Porém, a tendência da doutrina atual é enquadrar a culpabilidade como o terceiro elemento estrutural do crime, defendendo a divisão tripartida da teoria analítica, afirmando que delito é toda ação típica, antijurídica e culpável.

Doutrinadores, por sua vez, não consideram a culpabilidade como parte integrante do delito, uma vez que os artigos 1º e 23 Código Penal e respectivos incisos dispõem que sem tipicidade e ilicitude não há crime, ao passo que o artigo 26, caput, por sua vez, quando trata de causa excludente de culpabilidade, estabelece as hipóteses em que o agente deverá ser isento de pena, sem desconsiderar a existência do crime.

Nesta mesma esteira, compactua-se com o entendimento que considera a culpabilidade como elemento do crime, uma vez que representa o aspecto subjetivo do ilícito, isto é, a vontade de delinquir ou o entendimento do indivíduo acerca de prática criminosa e a capacidade de determinar-se nesse sentido.

Com isso, sem o livre-arbítrio de agir criminosamente e sem a potencial consciência da ilicitude, o juízo de reprovação que deveria recair sobre o autor do fato delituoso, deixa de existir.

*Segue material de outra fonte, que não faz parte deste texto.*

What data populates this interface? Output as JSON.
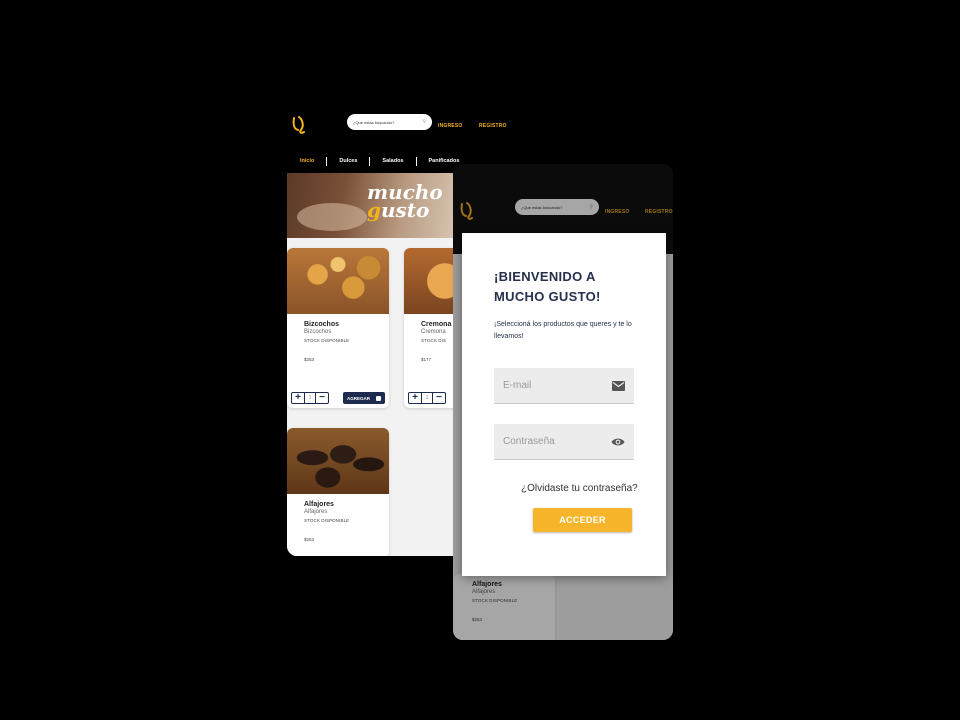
{
  "back_screen": {
    "search": {
      "placeholder": "¿Que estas buscando?"
    },
    "header": {
      "login_link": "INGRESO",
      "register_link": "REGISTRO"
    },
    "menu": [
      "Inicio",
      "Dulces",
      "Salados",
      "Panificados"
    ],
    "hero": {
      "line1": "mucho",
      "line2_accent": "g",
      "line2": "usto"
    },
    "products": [
      {
        "name": "Bizcochos",
        "subtitle": "Bizcochos",
        "stock": "STOCK DISPONIBLE",
        "price": "$253",
        "qty": "1",
        "add_label": "AGREGAR"
      },
      {
        "name": "Cremona",
        "subtitle": "Cremona",
        "stock": "STOCK DIS",
        "price": "$177",
        "qty": "1"
      },
      {
        "name": "Alfajores",
        "subtitle": "Alfajores",
        "stock": "STOCK DISPONIBLE",
        "price": "$253"
      }
    ]
  },
  "front_screen": {
    "search": {
      "placeholder": "¿Que estas buscando?"
    },
    "header": {
      "login_link": "INGRESO",
      "register_link": "REGISTRO"
    },
    "bottom_product": {
      "name": "Alfajores",
      "subtitle": "Alfajores",
      "stock": "STOCK DISPONIBLE",
      "price": "$253"
    }
  },
  "login_modal": {
    "title": "¡BIENVENIDO A MUCHO GUSTO!",
    "subtitle": "¡Seleccioná los productos que queres y te lo llevamos!",
    "email_placeholder": "E-mail",
    "password_placeholder": "Contraseña",
    "forgot_password": "¿Olvidaste tu contraseña?",
    "submit_label": "ACCEDER"
  },
  "colors": {
    "accent": "#f5b31c",
    "navy": "#1d2b4f",
    "button": "#f7b52c",
    "title": "#26304d"
  },
  "icons": [
    "logo-icon",
    "search-icon",
    "plus-icon",
    "minus-icon",
    "bag-icon",
    "mail-icon",
    "eye-icon"
  ]
}
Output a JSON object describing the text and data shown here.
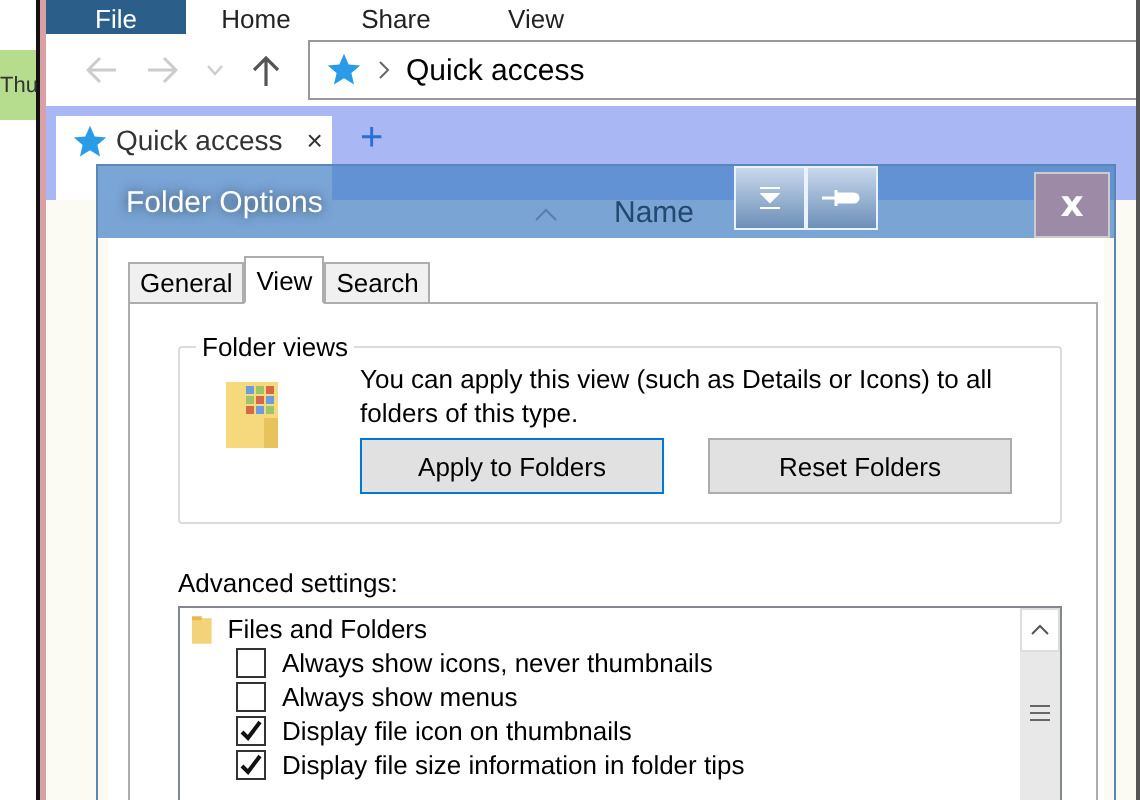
{
  "side_window": {
    "text": "Thu"
  },
  "explorer": {
    "ribbon_tabs": [
      {
        "label": "File",
        "selected": true
      },
      {
        "label": "Home",
        "selected": false
      },
      {
        "label": "Share",
        "selected": false
      },
      {
        "label": "View",
        "selected": false
      }
    ],
    "address": "Quick access",
    "tabs": [
      {
        "label": "Quick access",
        "close": "×"
      }
    ],
    "new_tab": "+",
    "column_header": "Name"
  },
  "dialog": {
    "title": "Folder Options",
    "close": "x",
    "tabs": [
      {
        "label": "General",
        "selected": false
      },
      {
        "label": "View",
        "selected": true
      },
      {
        "label": "Search",
        "selected": false
      }
    ],
    "folder_views": {
      "legend": "Folder views",
      "description": "You can apply this view (such as Details or Icons) to all folders of this type.",
      "buttons": [
        {
          "label": "Apply to Folders",
          "focused": true
        },
        {
          "label": "Reset Folders",
          "focused": false
        }
      ]
    },
    "advanced_label": "Advanced settings:",
    "tree": [
      {
        "label": "Files and Folders",
        "kind": "folder",
        "children": [
          {
            "label": "Always show icons, never thumbnails",
            "kind": "checkbox",
            "checked": false
          },
          {
            "label": "Always show menus",
            "kind": "checkbox",
            "checked": false
          },
          {
            "label": "Display file icon on thumbnails",
            "kind": "checkbox",
            "checked": true
          },
          {
            "label": "Display file size information in folder tips",
            "kind": "checkbox",
            "checked": true
          }
        ]
      }
    ]
  }
}
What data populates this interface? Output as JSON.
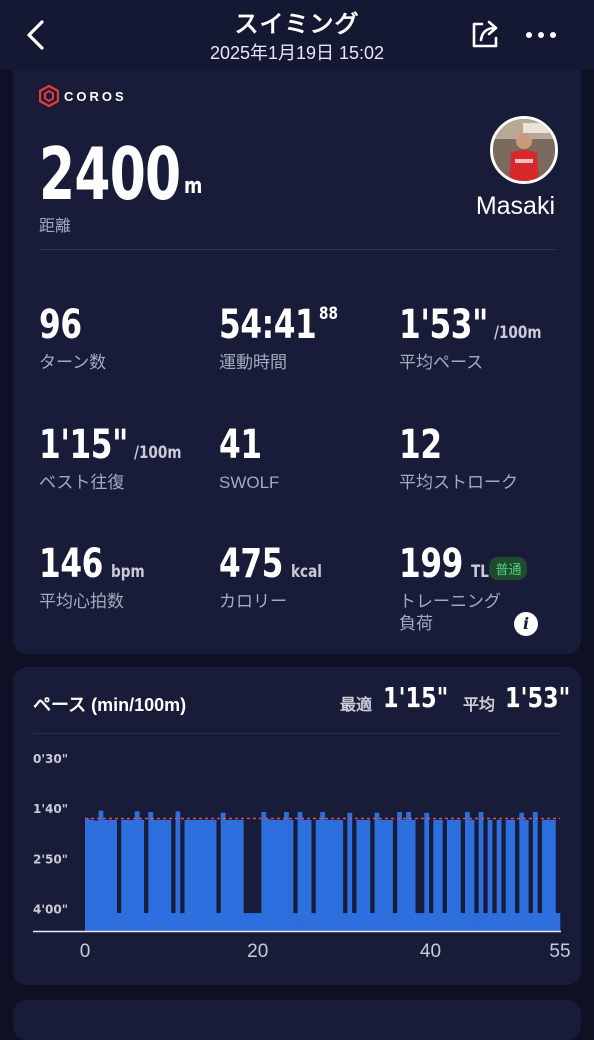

Em razão disso, não faz sentido considerar criminosa a conduta de um agente inimputável, se esta não é passível de reprovação ou censura.

Portanto no Código Penal, o tipo incriminador é formado pela descrição da conduta, seguida da referente pena, o que leva à conclusão de que crime é tudo aquilo que a sociedade deseja ver punido com pena, e não, com sanção diversa. Se crime é fato típico e ilícito, merecedor de punição pelo Estado, a culpabilidade é o fundamento legal pelo qual o jus puniendi deverá agir. Contudo, desconsiderar a culpabilidade como elemento do crime é ignorar o agente humano que pratica a conduta, e não há delito sem reprovação ou censura social.

Em 06 de janeiro de 2016, a Lei nº 13.146 de 06 de julho de 2015, entrou em vigor, no ordenamento jurídico brasileiro a qual institui a Lei Brasileira de Inclusão da Pessoa com Deficiência (Estatuto da Pessoa com Deficiência). O Estatuto reúne uma série de direitos e garantias, desde educação, saúde e lazer ao atendimento prioritário em diversas circunstâncias.

Diga-se, de pronto, que não se questiona a necessidade de resguardar e de proteger pessoas que, por quaisquer circunstâncias, sejam mais sensíveis ou vulneráveis, como ocorre com idosos, crianças e portadores de deficiências.

O que se questiona, tão somente, é a recursiva estratégia de usar normas penais como soluções para todos os problemas, gerando, não raro, superposição de tipos penais, conflitos de normas absolutamente evitáveis. Rememora-se, sempre, que a legitimidade da intervenção penal não se resume à importância do bem que se pretende resguardar.

A Lei nº 13.146/2015 tem como objetivo, nos termos do seu art. 1º, assegurar e promover “em condições de igualdade, o exercício dos direitos e das liberdades fundamentais por pessoa com deficiência, visando à sua inclusão social e cidadania.”, tendo como base a Convenção sobre os Direitos das Pessoas com Deficiência e seu Protocolo Facultativo, assinados em Nova Iorque no ano de 2007 e integrados ao nosso ordenamento em condições equivalentes às emendas constitucionais.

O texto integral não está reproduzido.